Postpartum depression is so real. I realized our health care system is not ideal. I feel like, in a perfect world, when you're going in for your prenatal appointments, women should be referred to a therapist, and you should meet with that therapist. In a perfect world, if this was all funded, it should be a requirement to meet with that therapist once before you have the baby. Even if you're feeling totally mentally fine and you're like, ‘I don't have a history of this in my family; I think I'll be OK,’ it would be nice, I think, for everybody. My suspicion is that postpartum depression is much more common than anybody says. I feel like the imbalance in hormones you go through when you're pregnant will just take a toll on anybody.

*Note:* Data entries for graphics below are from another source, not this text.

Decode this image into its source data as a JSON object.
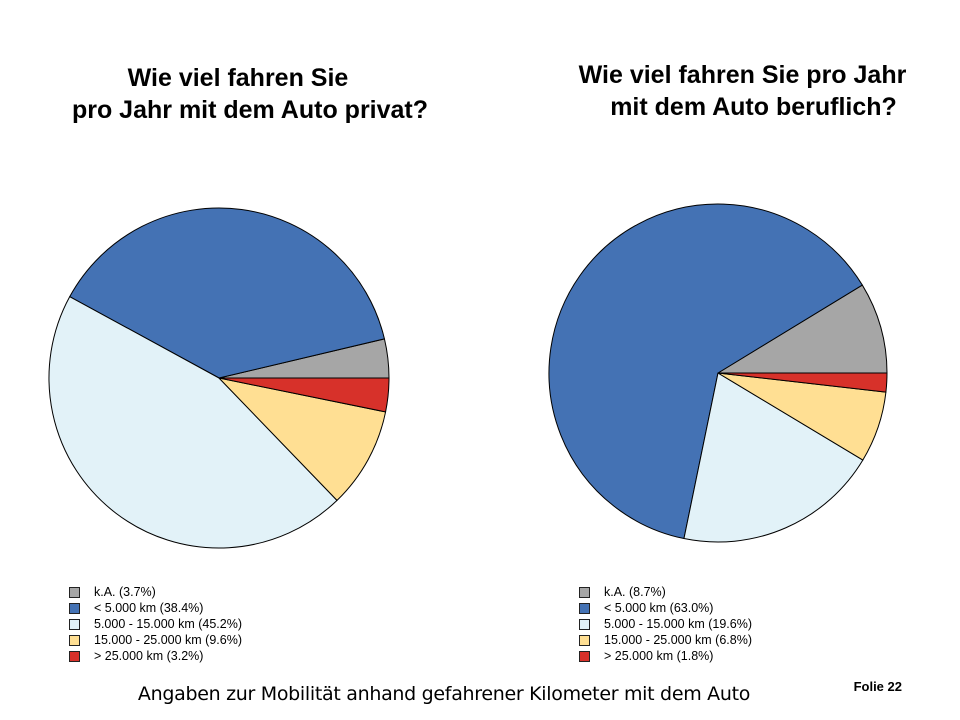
{
  "slide": {
    "caption": "Angaben zur Mobilität anhand gefahrener Kilometer mit dem Auto",
    "number_label": "Folie 22"
  },
  "chart_data": [
    {
      "type": "pie",
      "title_lines": [
        "Wie viel fahren Sie",
        "pro Jahr mit dem Auto privat?"
      ],
      "slices": [
        {
          "label": "k.A. (3.7%)",
          "value": 3.7,
          "color": "#a6a6a6"
        },
        {
          "label": "< 5.000 km (38.4%)",
          "value": 38.4,
          "color": "#4472b4"
        },
        {
          "label": "5.000 - 15.000 km (45.2%)",
          "value": 45.2,
          "color": "#e2f2f8"
        },
        {
          "label": "15.000 - 25.000 km (9.6%)",
          "value": 9.6,
          "color": "#ffdf93"
        },
        {
          "label": "> 25.000 km (3.2%)",
          "value": 3.2,
          "color": "#d7312a"
        }
      ],
      "legend_position": "bottom"
    },
    {
      "type": "pie",
      "title_lines": [
        "Wie viel fahren Sie pro Jahr",
        "mit dem Auto beruflich?"
      ],
      "slices": [
        {
          "label": "k.A. (8.7%)",
          "value": 8.7,
          "color": "#a6a6a6"
        },
        {
          "label": "< 5.000 km (63.0%)",
          "value": 63.0,
          "color": "#4472b4"
        },
        {
          "label": "5.000 - 15.000 km (19.6%)",
          "value": 19.6,
          "color": "#e2f2f8"
        },
        {
          "label": "15.000 - 25.000 km (6.8%)",
          "value": 6.8,
          "color": "#ffdf93"
        },
        {
          "label": "> 25.000 km (1.8%)",
          "value": 1.8,
          "color": "#d7312a"
        }
      ],
      "legend_position": "bottom"
    }
  ]
}
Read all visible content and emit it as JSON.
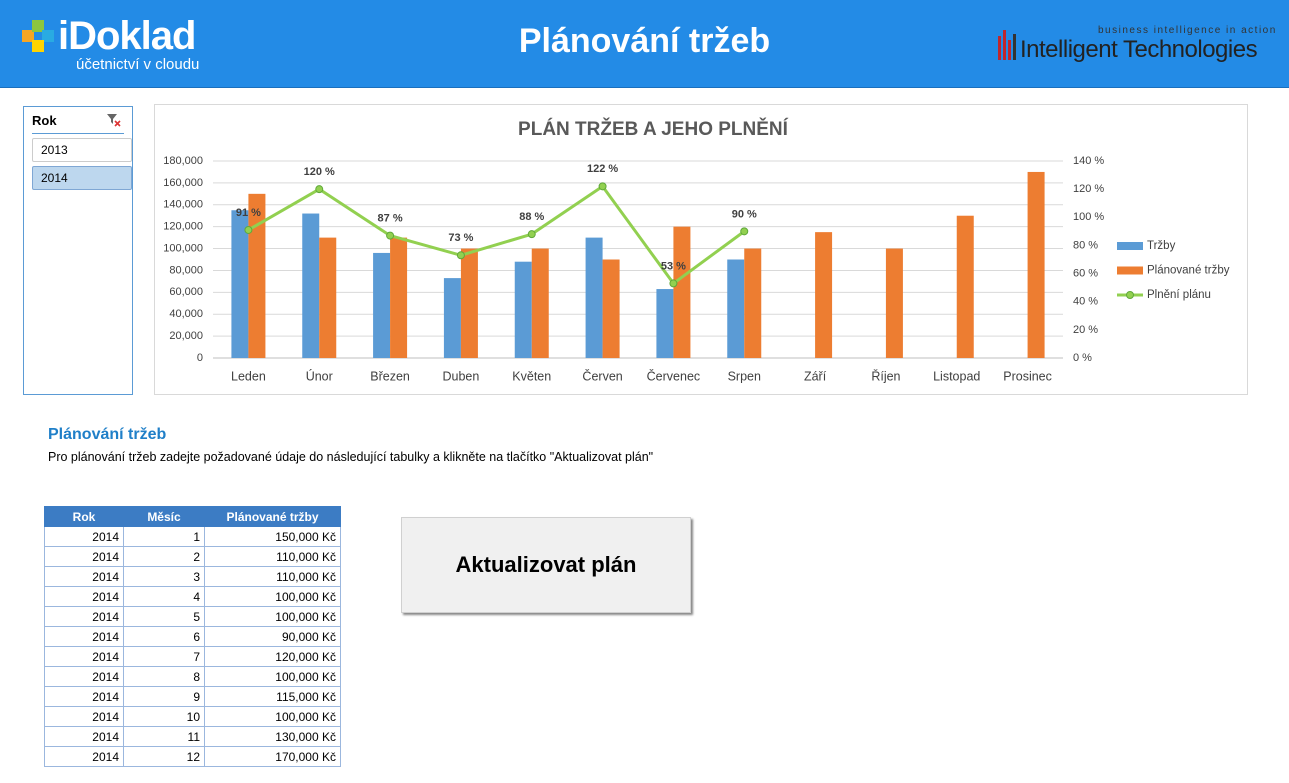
{
  "header": {
    "logo": "iDoklad",
    "logo_tagline": "účetnictví v cloudu",
    "title": "Plánování tržeb",
    "partner_tagline": "business intelligence in action",
    "partner": "Intelligent Technologies"
  },
  "slicer": {
    "title": "Rok",
    "items": [
      "2013",
      "2014"
    ]
  },
  "chart_data": {
    "type": "bar",
    "title": "PLÁN TRŽEB A JEHO PLNĚNÍ",
    "categories": [
      "Leden",
      "Únor",
      "Březen",
      "Duben",
      "Květen",
      "Červen",
      "Červenec",
      "Srpen",
      "Září",
      "Říjen",
      "Listopad",
      "Prosinec"
    ],
    "series": [
      {
        "name": "Tržby",
        "type": "bar",
        "color": "#5b9bd5",
        "values": [
          135000,
          132000,
          96000,
          73000,
          88000,
          110000,
          63000,
          90000,
          null,
          null,
          null,
          null
        ]
      },
      {
        "name": "Plánované tržby",
        "type": "bar",
        "color": "#ed7d31",
        "values": [
          150000,
          110000,
          110000,
          100000,
          100000,
          90000,
          120000,
          100000,
          115000,
          100000,
          130000,
          170000
        ]
      },
      {
        "name": "Plnění plánu",
        "type": "line",
        "axis": "y2",
        "color": "#92d050",
        "values": [
          91,
          120,
          87,
          73,
          88,
          122,
          53,
          90,
          null,
          null,
          null,
          null
        ],
        "value_labels": [
          "91 %",
          "120 %",
          "87 %",
          "73 %",
          "88 %",
          "122 %",
          "53 %",
          "90 %",
          null,
          null,
          null,
          null
        ]
      }
    ],
    "ylim": [
      0,
      180000
    ],
    "yticks": [
      0,
      {
        "value": 20000,
        "label": "20,000"
      },
      {
        "value": 40000,
        "label": "40,000"
      },
      {
        "value": 60000,
        "label": "60,000"
      },
      {
        "value": 80000,
        "label": "80,000"
      },
      {
        "value": 100000,
        "label": "100,000"
      },
      {
        "value": 120000,
        "label": "120,000"
      },
      {
        "value": 140000,
        "label": "140,000"
      },
      {
        "value": 160000,
        "label": "160,000"
      },
      {
        "value": 180000,
        "label": "180,000"
      }
    ],
    "y2lim": [
      0,
      140
    ],
    "y2ticks": [
      {
        "value": 0,
        "label": "0 %"
      },
      {
        "value": 20,
        "label": "20 %"
      },
      {
        "value": 40,
        "label": "40 %"
      },
      {
        "value": 60,
        "label": "60 %"
      },
      {
        "value": 80,
        "label": "80 %"
      },
      {
        "value": 100,
        "label": "100 %"
      },
      {
        "value": 120,
        "label": "120 %"
      },
      {
        "value": 140,
        "label": "140 %"
      }
    ],
    "grid": true,
    "legend": "right"
  },
  "section": {
    "title": "Plánování tržeb",
    "description": "Pro plánování tržeb zadejte požadované údaje do následující tabulky a klikněte na tlačítko \"Aktualizovat plán\""
  },
  "table": {
    "columns": [
      "Rok",
      "Měsíc",
      "Plánované tržby"
    ],
    "rows": [
      [
        "2014",
        "1",
        "150,000 Kč"
      ],
      [
        "2014",
        "2",
        "110,000 Kč"
      ],
      [
        "2014",
        "3",
        "110,000 Kč"
      ],
      [
        "2014",
        "4",
        "100,000 Kč"
      ],
      [
        "2014",
        "5",
        "100,000 Kč"
      ],
      [
        "2014",
        "6",
        "90,000 Kč"
      ],
      [
        "2014",
        "7",
        "120,000 Kč"
      ],
      [
        "2014",
        "8",
        "100,000 Kč"
      ],
      [
        "2014",
        "9",
        "115,000 Kč"
      ],
      [
        "2014",
        "10",
        "100,000 Kč"
      ],
      [
        "2014",
        "11",
        "130,000 Kč"
      ],
      [
        "2014",
        "12",
        "170,000 Kč"
      ]
    ]
  },
  "button": {
    "label": "Aktualizovat plán"
  }
}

In an ideal world, as part of the prenatal doctor visits, you should [meet with a therapist]. And you'll have their number so that if you're struggling after you have a baby, you have somebody you know you can call and you're somewhat familiar with them and they know you a little bit. I feel like that's another challenge too when you're dealing with mental health: When you realize things [are] really bad, you're already in such a bad space mentally and emotionally that to try to reach out and find the right therapist just seems like such a daunting task. [It] would be so smart if we just nip that in the bud with pregnant women. I feel like that would be so helpful for so many women and their kids.
WM: As your kids get older, what mental health messages are you hoping to instill in them?
HM: I just don't want any shame around the mental health discussion at all. I want them to feel free to come to me with anything. They know I'm on the spectrum. I talk about my emotions a lot. We haven't really gotten to the discussion of depression yet, but I think they're a little young for that. But I really want to open up that conversation, and I want them to always be able to talk about their feelings and ask for help if they need it. I think that's so important.
This interview has been edited and condensed for length and clarity.